ГЛАВА ТРИНАДЦАТАЯ
Как он бежал? — это тоже интересно.
— Пешком, — говорит, — до самой Москвы пер,
даже на подметках мозоли стали. Пошел к живописцу, чтобы сказать, что пять
рублей не принес, а ухожу, а он совсем умирает, — с кровати не вставал;
выслушал, что было, и хотел смеяться, но поманул и из-под подушки двадцать
рублей дал. Я спросил: «На что?» А он нагнул к уху и без голосу шепнул:
«Ступайте!»
С этим я ушел.
— Куда же?
— В Женевку.
— Там были рады вам?
— Ругать стали. Говорят: «У англичанки, верно, деньги
были, — а вы — этого не умели? Дурак вы».
— Неужто даже не приютили?
— Ничего не приютили: я им не годился, — говорят:
«вы очень форменный, — нам надо потаенные».
— Тогда вы сюда?
— Да: здесь вежливо.
Он сказал это с таким облегченным сердцем, что даже мне
легко стало. Я чувствовал, что здесь — период; что здесь замысловатая история
Шерамура распадается, и можно отдохнуть.
Я его спросил только: уверен ли он, что ему в России
угрожала какая-нибудь опасность? Но он пожал плечами, потянул носом, вздохнул и
коротко отвечал:
— Все же уйти — безопаснее.
Мы встали с края оврага, в котором Шерамур начал волчьим
вытьем, а кончил божеством. Пора было вернуться в Париж — дать Шерамуру жрать.
ГЛАВА ЧЕТЫРНАДЦАТАЯ
Если бы я не имел перед собой примера «старца Погодина», как
он скорбел и плакал о некоем блуждавшем на чужбине соотчиче, то я едва ли бы
решился сознаться в неодобрительном поступке: мне было жаль Шерамура, и я даже
положил себе им заняться и довести его до какого-нибудь предела. Словом: я вел
себя совсем как Погодин. Разбирая рапсодии Шерамура, я готов был иногда
подозревать его в сумасшествии, но он не был сумасшедший; другой раз мне
казалось, что он ленивый негодяй и дармоед, но и это не так; он всегда ищет
работы, и что вы ему поручите, — он сделает. Не плут он уже ни в каком
случае, — он даже несомненно честен. Он так, какой-то заморух: точно
цыпленок, который еще в яйце зачичкался. Таких самые сердобольные хозяйки, как
только заметят, — обыкновенно «притюкивают» по головешке и
выбросят, — и это очень милостиво; но Шерамур был не куриный выводок, а
человек. Родись он в селе, его бы считали «ледащеньким», но приставили бы к
соответственному делу — стадо пасти или гусей сгонять, и он все-таки пропитался
бы и даже не был бы в тягость; но среди культурного общества — он никуда не
годился.
Однако все-таки его лучше увезть в Россию, где хоть сытнее и
много дармоедов не умирает с голоду. Поэтому самое важное было дознаться,
тяготит ли над ним какое обвинение и нельзя ли ему помочь оправдаться?

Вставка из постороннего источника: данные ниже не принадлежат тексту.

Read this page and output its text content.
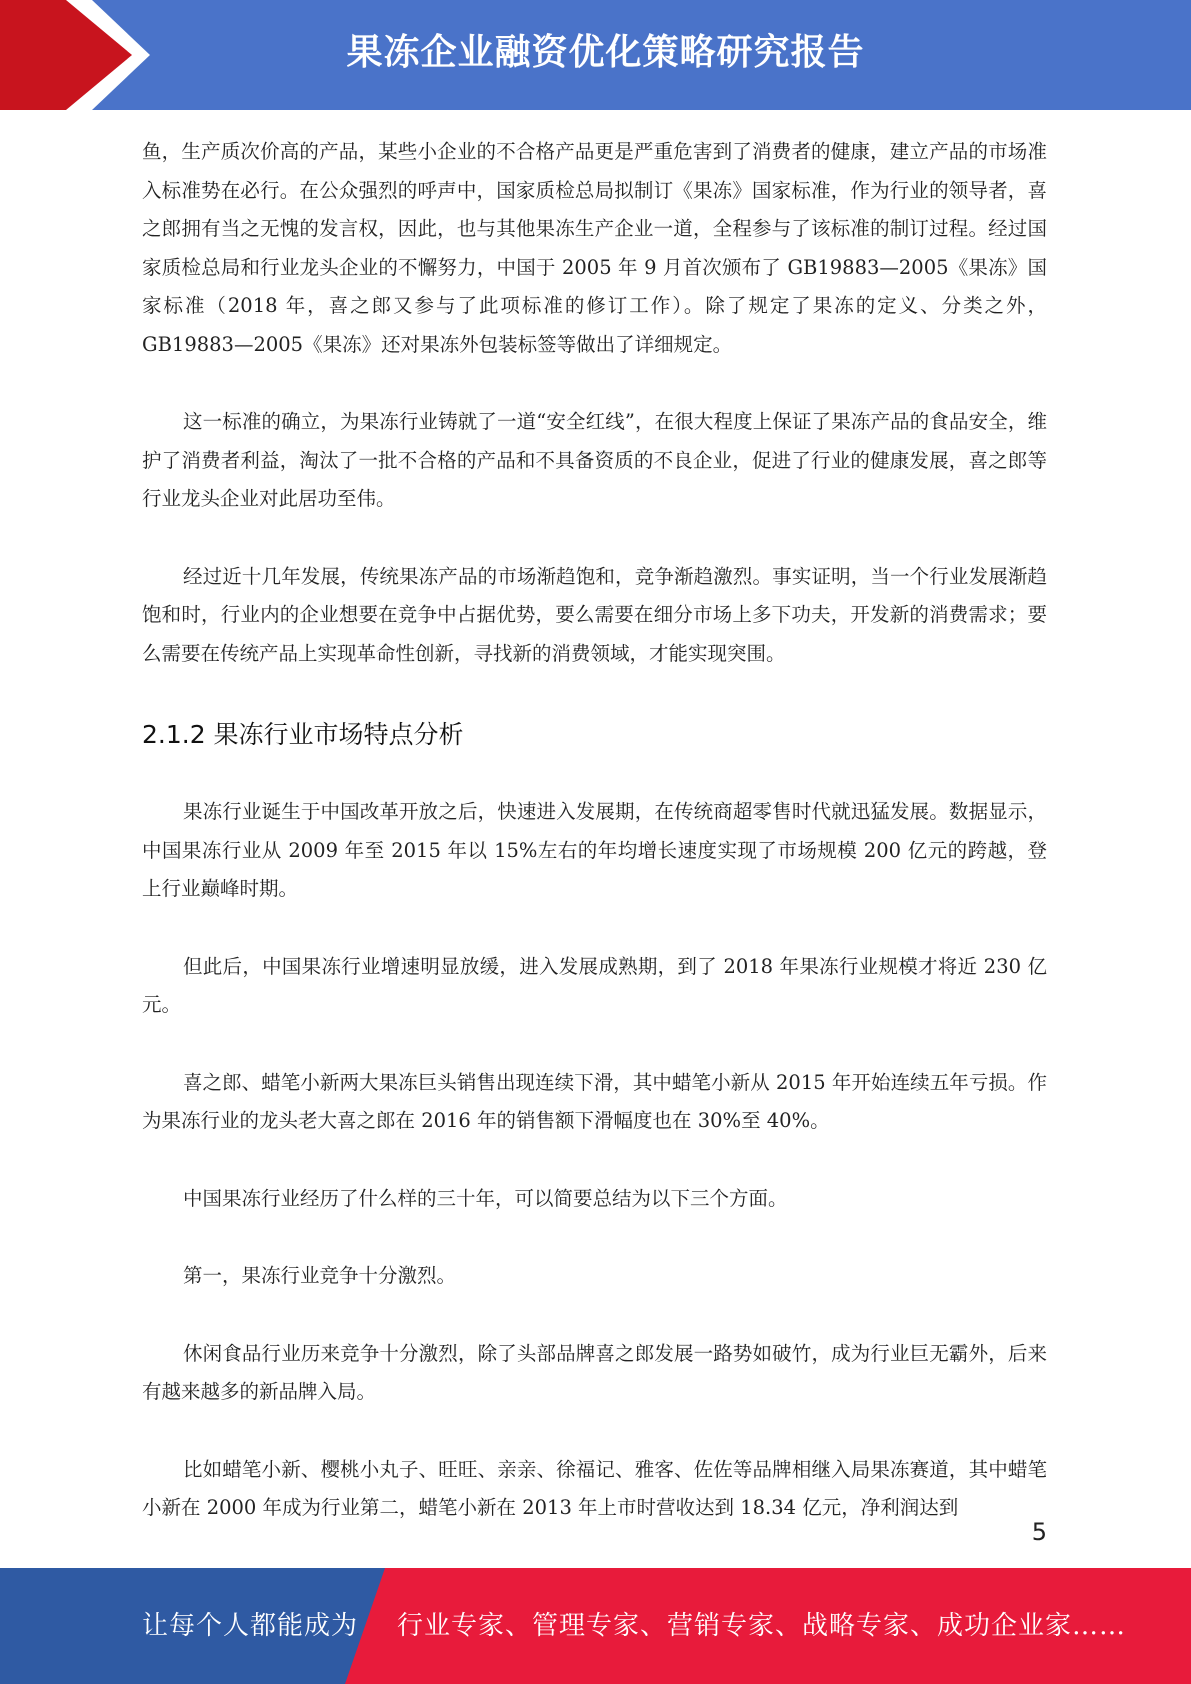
果冻企业融资优化策略研究报告

鱼，生产质次价高的产品，某些小企业的不合格产品更是严重危害到了消费者的健康，建立产品的市场准入标准势在必行。在公众强烈的呼声中，国家质检总局拟制订《果冻》国家标准，作为行业的领导者，喜之郎拥有当之无愧的发言权，因此，也与其他果冻生产企业一道，全程参与了该标准的制订过程。经过国家质检总局和行业龙头企业的不懈努力，中国于 2005 年 9 月首次颁布了 GB19883—2005《果冻》国家标准（2018 年，喜之郎又参与了此项标准的修订工作）。除了规定了果冻的定义、分类之外，GB19883—2005《果冻》还对果冻外包装标签等做出了详细规定。

这一标准的确立，为果冻行业铸就了一道“安全红线”，在很大程度上保证了果冻产品的食品安全，维护了消费者利益，淘汰了一批不合格的产品和不具备资质的不良企业，促进了行业的健康发展，喜之郎等行业龙头企业对此居功至伟。

经过近十几年发展，传统果冻产品的市场渐趋饱和，竞争渐趋激烈。事实证明，当一个行业发展渐趋饱和时，行业内的企业想要在竞争中占据优势，要么需要在细分市场上多下功夫，开发新的消费需求；要么需要在传统产品上实现革命性创新，寻找新的消费领域，才能实现突围。

2.1.2 果冻行业市场特点分析

果冻行业诞生于中国改革开放之后，快速进入发展期，在传统商超零售时代就迅猛发展。数据显示，中国果冻行业从 2009 年至 2015 年以 15%左右的年均增长速度实现了市场规模 200 亿元的跨越，登上行业巅峰时期。

但此后，中国果冻行业增速明显放缓，进入发展成熟期，到了 2018 年果冻行业规模才将近 230 亿元。

喜之郎、蜡笔小新两大果冻巨头销售出现连续下滑，其中蜡笔小新从 2015 年开始连续五年亏损。作为果冻行业的龙头老大喜之郎在 2016 年的销售额下滑幅度也在 30%至 40%。

中国果冻行业经历了什么样的三十年，可以简要总结为以下三个方面。

第一，果冻行业竞争十分激烈。

休闲食品行业历来竞争十分激烈，除了头部品牌喜之郎发展一路势如破竹，成为行业巨无霸外，后来有越来越多的新品牌入局。

比如蜡笔小新、樱桃小丸子、旺旺、亲亲、徐福记、雅客、佐佐等品牌相继入局果冻赛道，其中蜡笔小新在 2000 年成为行业第二，蜡笔小新在 2013 年上市时营收达到 18.34 亿元，净利润达到

5
让每个人都能成为 行业专家、管理专家、营销专家、战略专家、成功企业家……
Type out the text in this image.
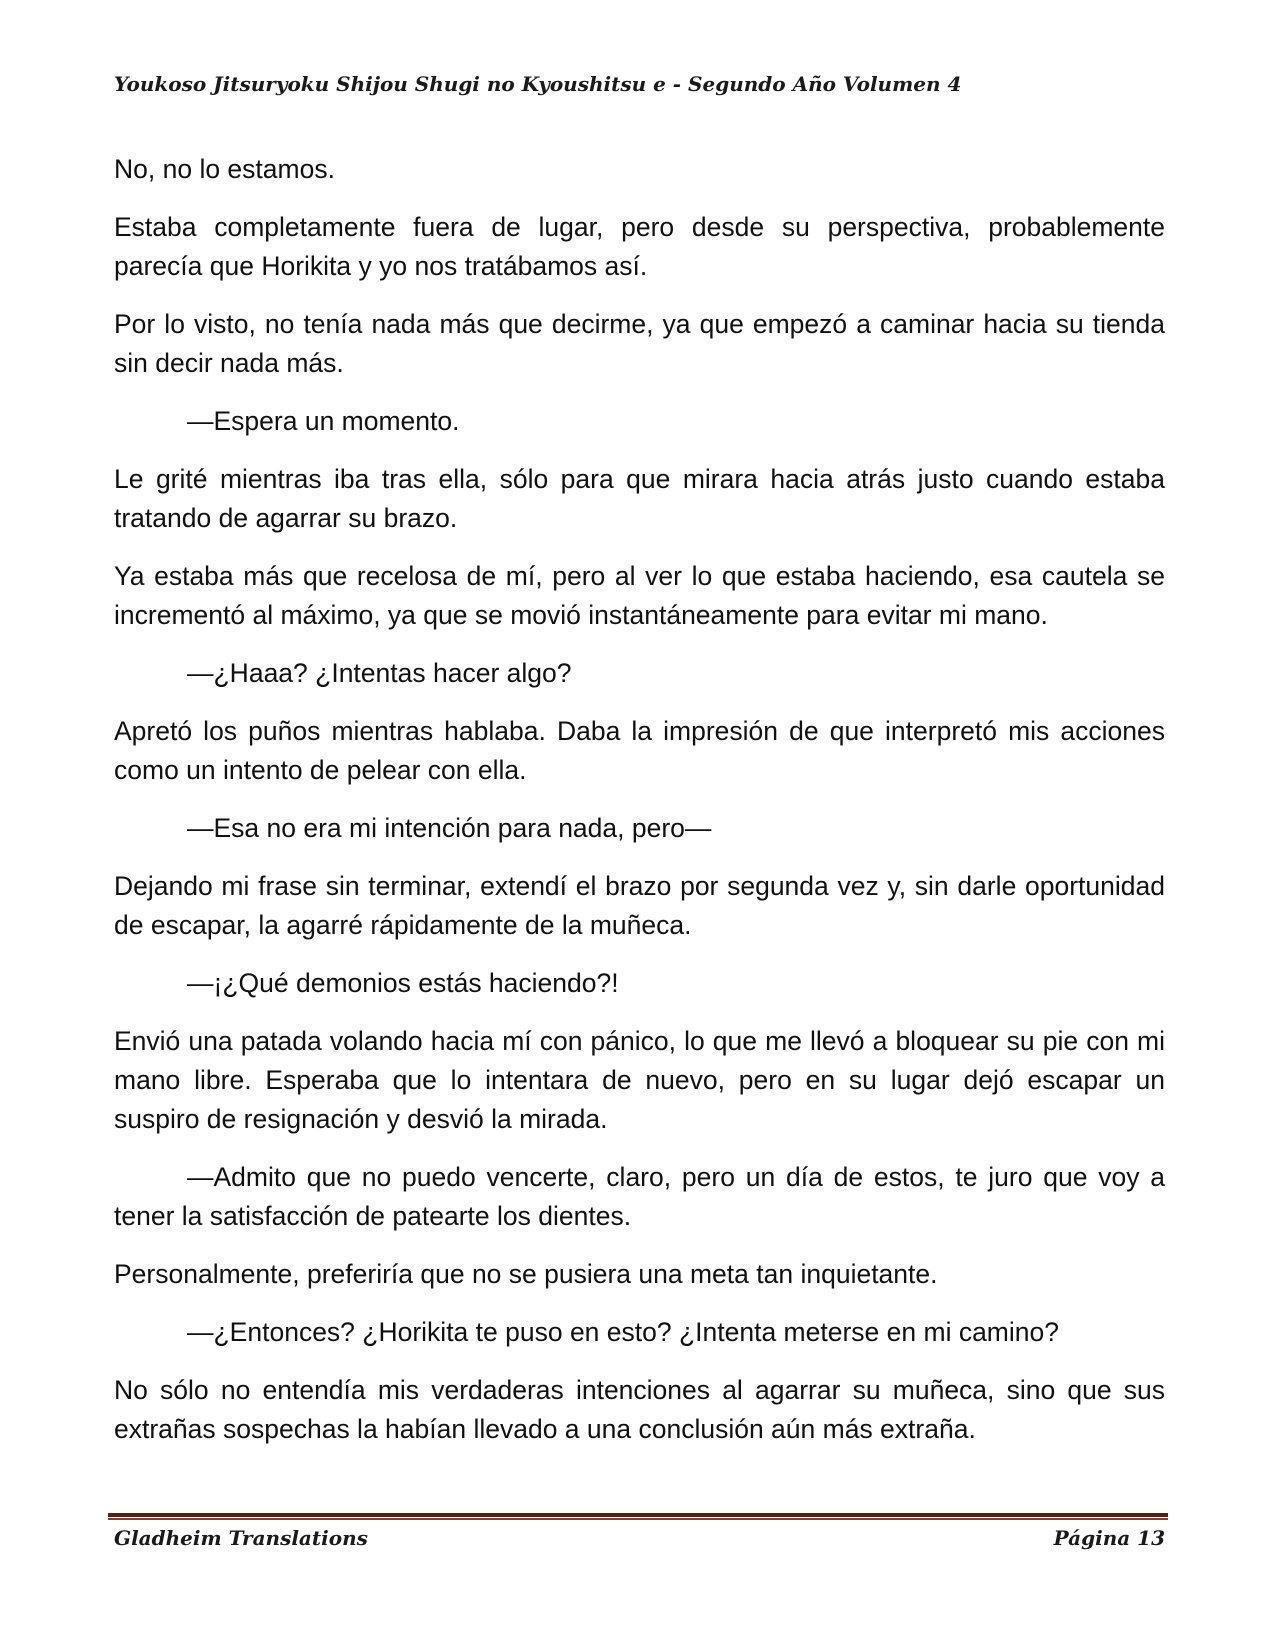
Youkoso Jitsuryoku Shijou Shugi no Kyoushitsu e - Segundo Año Volumen 4

No, no lo estamos.

Estaba completamente fuera de lugar, pero desde su perspectiva, probablemente parecía que Horikita y yo nos tratábamos así.

Por lo visto, no tenía nada más que decirme, ya que empezó a caminar hacia su tienda sin decir nada más.

—Espera un momento.

Le grité mientras iba tras ella, sólo para que mirara hacia atrás justo cuando estaba tratando de agarrar su brazo.

Ya estaba más que recelosa de mí, pero al ver lo que estaba haciendo, esa cautela se incrementó al máximo, ya que se movió instantáneamente para evitar mi mano.

—¿Haaa? ¿Intentas hacer algo?

Apretó los puños mientras hablaba. Daba la impresión de que interpretó mis acciones como un intento de pelear con ella.

—Esa no era mi intención para nada, pero—

Dejando mi frase sin terminar, extendí el brazo por segunda vez y, sin darle oportunidad de escapar, la agarré rápidamente de la muñeca.

—¡¿Qué demonios estás haciendo?!

Envió una patada volando hacia mí con pánico, lo que me llevó a bloquear su pie con mi mano libre. Esperaba que lo intentara de nuevo, pero en su lugar dejó escapar un suspiro de resignación y desvió la mirada.

—Admito que no puedo vencerte, claro, pero un día de estos, te juro que voy a tener la satisfacción de patearte los dientes.

Personalmente, preferiría que no se pusiera una meta tan inquietante.

—¿Entonces? ¿Horikita te puso en esto? ¿Intenta meterse en mi camino?

No sólo no entendía mis verdaderas intenciones al agarrar su muñeca, sino que sus extrañas sospechas la habían llevado a una conclusión aún más extraña.

Gladheim Translations	Página 13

Но как за это взяться? К счастию, однако, явился такой
случай. Но прежде, чем дойти до него, надо сказать два слова о том, как Шерамур
жил в Париже.
ГЛАВА ПЯТНАДЦАТАЯ
С первого дня своего прибытия в Париж он был так же
обеспечен, как нынче. Никогда у него не было ни определенного жительства, ни
постоянных занятий. Он иногда что-то зарабатывал, нося что-то в гаре, иногда
катал какие-то бревна. Что ему за это платили — не знаю, но знаю, что иметь
столько денег, чтобы пообедать за восемьдесят сантимов и выспаться в ночлежном
доме, — это было его высшее благополучие. В большинстве же случаев у него
не было никакой работы, тем более что, перекатывая бревна, он сломал ногу, а от
носки тяжестей протирал свои очень хорошенькие дамские плечи, пленившие
англичанку. Очевидно, в работе у него ни на что недоставало сноровки. Отдыхал
же он днем и ночью на бульварах. Это трудно, но можно в Париже, а по привычке
Шерамуру даже не казалось трудно.
— Я, — говорил он, — ловко спать могу. То
есть, он мог спать сидя на лавочке, так, чтобы этого не заметил sergent de
ville.[30]
— А если он вас заметит?
— Я на другую иду.
— Ведь и с другой сгонят?
— Не скоро, — с полчаса можно поспать. Надо только
переходить на ту сторону, откуда он идет.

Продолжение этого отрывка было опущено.